Intra-articular screw penetration may occur directly from erroneous placement or indirectly from the subchondral collapse. Tangential views, in addition to standard AP and lateral views, can help avoid this complication. A skyline view can help assess dorsal screw penetration, while an oblique view can help detect intra-articular penetration.6 Lateral radiographs projected 23 to 30° of lateral tilt to match the radial inclination can also help ensure proper screw placement.7 Arthroscopic evaluation of the articular surface may also be a useful minimally-invasive tactic for evaluating screw position.

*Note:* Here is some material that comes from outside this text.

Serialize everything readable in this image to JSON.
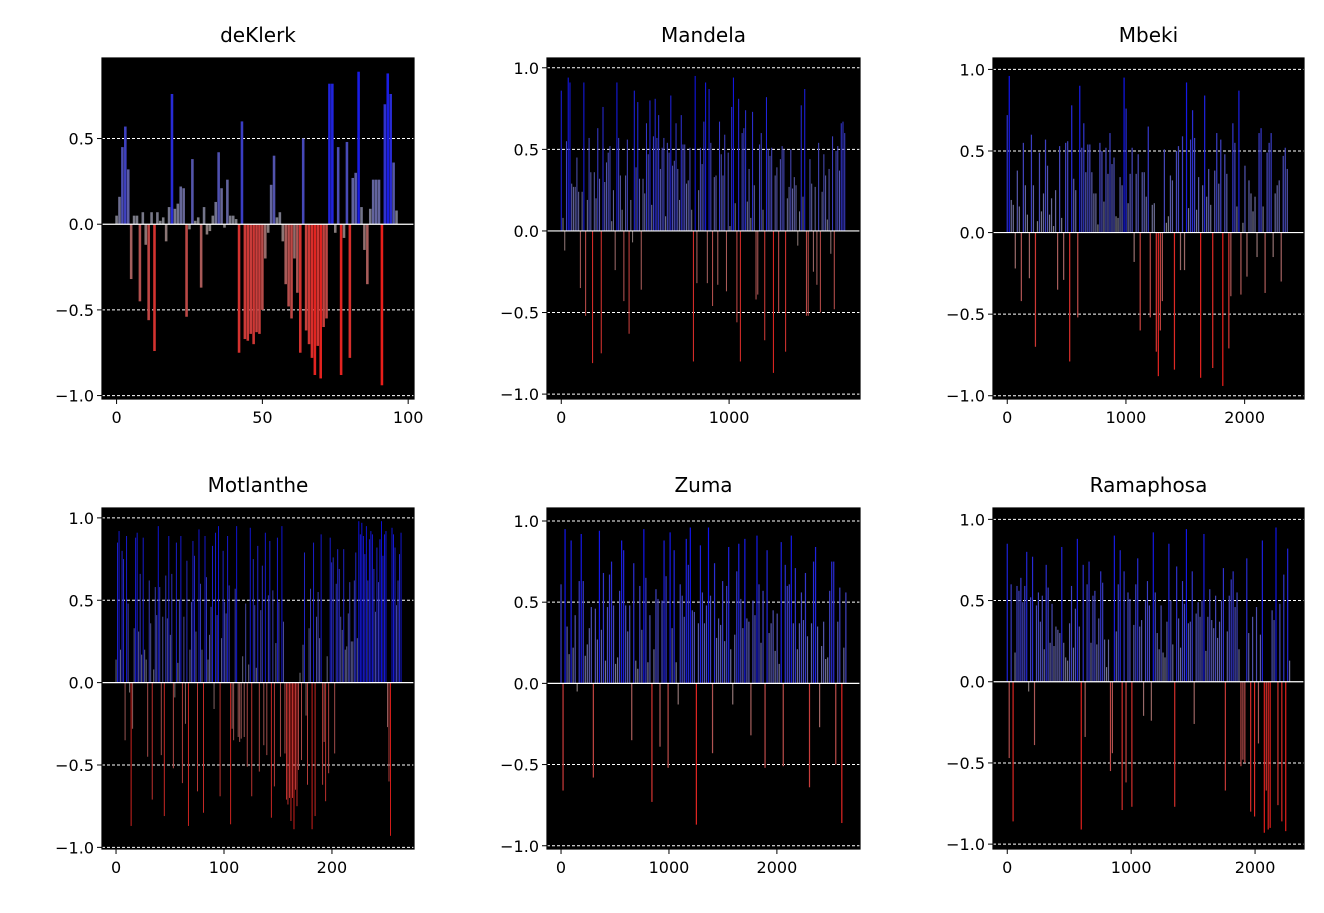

Tendon rupture most often occurs from increased contact pressures on the plate and tendon interface. Modern-day plates are now manufactured to be thinner with smoother edges. However, plate placement is critical: a plate placed too distal (over the convexity of the volar rim) has been shown to increase the risk of flexor tendon rupture.8 Additionally, long screws with dorsal protrusion risk injuring the extensor tendons. It has been demonstrated that a screw length of at least 75% of the bicortical distance of the distal radius can provide excellent stability while minimizing the risks of extensor tendon rupture associated with bicortical screws.9

Repairing the PQ over the plate is controversial in its role of preventing flexor tendon rupture. In theory, soft tissue coverage over the plate may provide a buffer to reduce contact pressures. However, a two-year prospective randomized trial showed no reduction in tendon irritation. The authors noted that PQ repair may be unreliable and should not be considered a fail-safe over a poorly positioned plate.10

Declaration of conflict of interest

The authors do NOT have any potential conflicts of interest for this manuscript.

Declaration of funding

The authors received NO financial support for the preparation, research, authorship, and publication of this manuscript.

Declaration of ethical approval for study

This manuscript does not require ethical approval to report its findings.

There is no information (names, initials, hospital identification numbers, or photographs) in the submitted manuscript that can be used to identify patients.